© Luís Adrián Betancourt.

Los cocheros

La mitad de los cocheros que circulaban por las calles de La Habana eran unos borrachines empedernidos y unos saltimbanquis. Andaban a fuerza de peraltazos y se cambiaban de coche y de establo más que de camisa.
Cuando mi padre daba con uno bueno, lo cuidaba más que al caballo, que es mucho decir, pero no tenía paz con los descarriados. Si alguno iba para el Juez Correccional, allá iba él a dar la cara por su empleado. No siempre el problema con la ley era de establo, pero de todas maneras mi padre lo sacaba del apuro.
Después, en La Ermita, el juez era él.
José López Salgado, El Chino, era un cochero de primera, pero su lado malo era que trabajaba a base de Peralta. Se lo tomaba uno detrás del otro como si fuera agua. El vaso de coñac valía un medio; y el Chino, de vaso en vaso, se pasaba de la botella diaria.
Yo le daba consejos, porque sabía que en el fondo era un buen hombre, y por eso, cuando me fui de los coches, le dejé el mío a él para que lo trabajara; pero lo que hizo fue embarcarme, porque yo le pagaba el piso donde estaba él, y en lugar de salir, se quedaba pegado a la botella. Luego, sin mi autorización, le pasó el coche a Mónico García, un mulato que había sido esclavo de los Barbones, millonarios del azúcar, dueños del ingenio Barbón, el Pilar, las casas que están por el cine Maravilla, las de la calle Atocha y unos cuántos establos.

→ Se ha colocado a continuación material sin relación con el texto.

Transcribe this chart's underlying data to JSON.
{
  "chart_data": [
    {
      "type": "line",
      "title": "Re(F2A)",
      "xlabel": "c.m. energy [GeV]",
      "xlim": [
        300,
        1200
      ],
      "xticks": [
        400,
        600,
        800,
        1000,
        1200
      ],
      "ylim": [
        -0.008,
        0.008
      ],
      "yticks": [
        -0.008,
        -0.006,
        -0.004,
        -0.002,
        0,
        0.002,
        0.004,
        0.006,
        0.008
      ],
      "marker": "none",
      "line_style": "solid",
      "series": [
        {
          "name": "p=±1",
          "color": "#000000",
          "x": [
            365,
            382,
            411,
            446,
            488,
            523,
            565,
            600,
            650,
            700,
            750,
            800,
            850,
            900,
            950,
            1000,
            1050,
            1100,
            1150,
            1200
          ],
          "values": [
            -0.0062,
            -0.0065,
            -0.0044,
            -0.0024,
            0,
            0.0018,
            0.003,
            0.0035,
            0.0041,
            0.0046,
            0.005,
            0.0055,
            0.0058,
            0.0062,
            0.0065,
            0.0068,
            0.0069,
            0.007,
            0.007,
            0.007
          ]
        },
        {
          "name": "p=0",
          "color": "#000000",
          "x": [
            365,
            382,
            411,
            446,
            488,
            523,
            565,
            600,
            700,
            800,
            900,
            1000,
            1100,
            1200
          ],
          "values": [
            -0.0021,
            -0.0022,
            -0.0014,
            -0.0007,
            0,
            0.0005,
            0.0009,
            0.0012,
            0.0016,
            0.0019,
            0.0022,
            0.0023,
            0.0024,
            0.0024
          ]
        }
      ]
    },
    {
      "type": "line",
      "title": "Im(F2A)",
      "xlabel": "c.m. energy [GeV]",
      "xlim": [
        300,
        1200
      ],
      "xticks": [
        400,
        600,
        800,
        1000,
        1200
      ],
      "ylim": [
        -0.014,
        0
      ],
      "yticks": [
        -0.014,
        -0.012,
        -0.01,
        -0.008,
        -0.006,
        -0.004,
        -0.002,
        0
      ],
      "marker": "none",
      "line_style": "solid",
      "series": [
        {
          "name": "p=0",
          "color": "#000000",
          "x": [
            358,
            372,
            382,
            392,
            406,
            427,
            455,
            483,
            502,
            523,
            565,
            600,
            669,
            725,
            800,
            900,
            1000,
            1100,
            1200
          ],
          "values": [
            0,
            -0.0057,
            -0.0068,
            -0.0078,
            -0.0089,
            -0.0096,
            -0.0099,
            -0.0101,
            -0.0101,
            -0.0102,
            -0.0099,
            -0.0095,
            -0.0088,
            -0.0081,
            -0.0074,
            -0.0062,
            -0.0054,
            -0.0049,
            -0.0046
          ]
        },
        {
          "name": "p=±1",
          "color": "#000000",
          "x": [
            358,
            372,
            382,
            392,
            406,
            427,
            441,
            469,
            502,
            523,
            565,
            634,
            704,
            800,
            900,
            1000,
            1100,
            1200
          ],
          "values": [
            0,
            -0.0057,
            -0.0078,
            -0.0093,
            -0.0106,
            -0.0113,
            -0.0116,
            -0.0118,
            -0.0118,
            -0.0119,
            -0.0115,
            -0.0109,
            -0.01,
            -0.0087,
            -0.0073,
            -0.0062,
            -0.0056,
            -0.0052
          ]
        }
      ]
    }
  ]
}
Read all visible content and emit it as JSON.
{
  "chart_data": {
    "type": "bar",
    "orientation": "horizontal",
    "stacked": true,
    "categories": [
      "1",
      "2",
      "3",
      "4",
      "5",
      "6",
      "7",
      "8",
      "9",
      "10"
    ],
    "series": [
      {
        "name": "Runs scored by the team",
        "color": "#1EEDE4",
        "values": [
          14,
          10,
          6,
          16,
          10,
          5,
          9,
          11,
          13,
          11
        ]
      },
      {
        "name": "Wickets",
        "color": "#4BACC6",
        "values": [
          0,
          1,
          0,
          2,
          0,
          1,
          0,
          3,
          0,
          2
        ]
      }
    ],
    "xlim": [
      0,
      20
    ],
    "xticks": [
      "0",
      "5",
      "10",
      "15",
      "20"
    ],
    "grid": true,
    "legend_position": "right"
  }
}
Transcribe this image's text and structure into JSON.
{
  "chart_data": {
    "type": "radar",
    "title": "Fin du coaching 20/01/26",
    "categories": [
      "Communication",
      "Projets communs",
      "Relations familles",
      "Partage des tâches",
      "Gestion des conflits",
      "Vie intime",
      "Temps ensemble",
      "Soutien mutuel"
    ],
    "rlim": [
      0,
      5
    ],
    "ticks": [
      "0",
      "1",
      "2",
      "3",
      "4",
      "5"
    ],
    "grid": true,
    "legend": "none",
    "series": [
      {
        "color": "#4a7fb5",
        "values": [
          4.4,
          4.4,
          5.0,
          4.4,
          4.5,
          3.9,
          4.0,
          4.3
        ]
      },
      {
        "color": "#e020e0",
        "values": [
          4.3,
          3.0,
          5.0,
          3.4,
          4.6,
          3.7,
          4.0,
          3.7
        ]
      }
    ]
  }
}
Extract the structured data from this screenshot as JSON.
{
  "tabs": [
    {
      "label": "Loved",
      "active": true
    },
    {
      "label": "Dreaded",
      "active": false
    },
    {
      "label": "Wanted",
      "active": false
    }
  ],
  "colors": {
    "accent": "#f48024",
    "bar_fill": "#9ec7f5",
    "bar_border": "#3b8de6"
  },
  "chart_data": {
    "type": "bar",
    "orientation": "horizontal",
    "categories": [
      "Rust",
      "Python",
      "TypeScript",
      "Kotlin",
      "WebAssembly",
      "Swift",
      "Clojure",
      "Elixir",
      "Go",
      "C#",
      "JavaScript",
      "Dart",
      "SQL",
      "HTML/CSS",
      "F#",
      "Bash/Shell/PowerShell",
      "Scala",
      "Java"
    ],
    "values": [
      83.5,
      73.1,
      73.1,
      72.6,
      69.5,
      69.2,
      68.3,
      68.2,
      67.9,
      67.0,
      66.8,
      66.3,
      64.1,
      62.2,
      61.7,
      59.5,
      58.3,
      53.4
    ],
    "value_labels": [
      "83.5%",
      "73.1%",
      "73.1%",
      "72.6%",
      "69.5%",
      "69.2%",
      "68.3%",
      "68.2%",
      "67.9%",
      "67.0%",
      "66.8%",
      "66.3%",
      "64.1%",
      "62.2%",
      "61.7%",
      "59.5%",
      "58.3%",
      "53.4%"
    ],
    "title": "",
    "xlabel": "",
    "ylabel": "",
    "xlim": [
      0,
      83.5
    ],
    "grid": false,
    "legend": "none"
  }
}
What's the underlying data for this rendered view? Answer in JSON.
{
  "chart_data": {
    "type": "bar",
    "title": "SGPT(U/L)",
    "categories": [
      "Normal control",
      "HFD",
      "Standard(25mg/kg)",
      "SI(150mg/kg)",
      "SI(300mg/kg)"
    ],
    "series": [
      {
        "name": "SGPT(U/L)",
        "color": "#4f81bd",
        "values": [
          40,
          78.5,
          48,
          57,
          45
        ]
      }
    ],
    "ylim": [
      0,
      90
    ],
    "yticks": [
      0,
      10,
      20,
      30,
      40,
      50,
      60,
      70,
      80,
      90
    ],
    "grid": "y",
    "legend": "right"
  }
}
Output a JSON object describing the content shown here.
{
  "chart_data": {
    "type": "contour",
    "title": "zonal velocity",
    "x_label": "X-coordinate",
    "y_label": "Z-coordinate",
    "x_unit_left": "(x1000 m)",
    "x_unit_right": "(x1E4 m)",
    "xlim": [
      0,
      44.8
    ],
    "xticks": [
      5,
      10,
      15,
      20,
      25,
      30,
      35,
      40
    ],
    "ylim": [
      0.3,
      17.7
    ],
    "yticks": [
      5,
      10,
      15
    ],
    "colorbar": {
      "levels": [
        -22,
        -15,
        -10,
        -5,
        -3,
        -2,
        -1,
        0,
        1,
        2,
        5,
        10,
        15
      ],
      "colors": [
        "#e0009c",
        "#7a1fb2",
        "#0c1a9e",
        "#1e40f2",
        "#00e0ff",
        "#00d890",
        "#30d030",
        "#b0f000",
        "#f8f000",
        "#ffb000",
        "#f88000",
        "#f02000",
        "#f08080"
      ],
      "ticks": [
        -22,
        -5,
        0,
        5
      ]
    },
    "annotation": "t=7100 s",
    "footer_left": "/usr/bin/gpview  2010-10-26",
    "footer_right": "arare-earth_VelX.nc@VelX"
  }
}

Mónico había manejado los coches de Barbón, pero ya libre no quería trabajar en ninguno de sus establos por miedo a ser tratado otra vez como esclavo.
García Barbón cargaba con la fama de ser mala gente, borracho y abusador.
Decían, a mí no me lo crean, que el viejo Barbón, para darse caritate de rico, se limpiaba el culo con billetes de a diez pesos.
Dejé que Mónico se quedara con el coche, porque el pobre hombre lo necesitaba, ya había sufrido bastante en la vida. Agarró la calle muy contento, salió en el coche a buscar marchantería; pero ya estaba muy anciano, casi no podía con su alma. Con más de setenta años y sordo como un cañón, no sintió que la bomba venía por Belascoaín pidiendo vía. Esa fue su desgracia. Por ley tenía que dar paso a los bomberos, pero no oyó la campana y le pusieron el coche de sombrero.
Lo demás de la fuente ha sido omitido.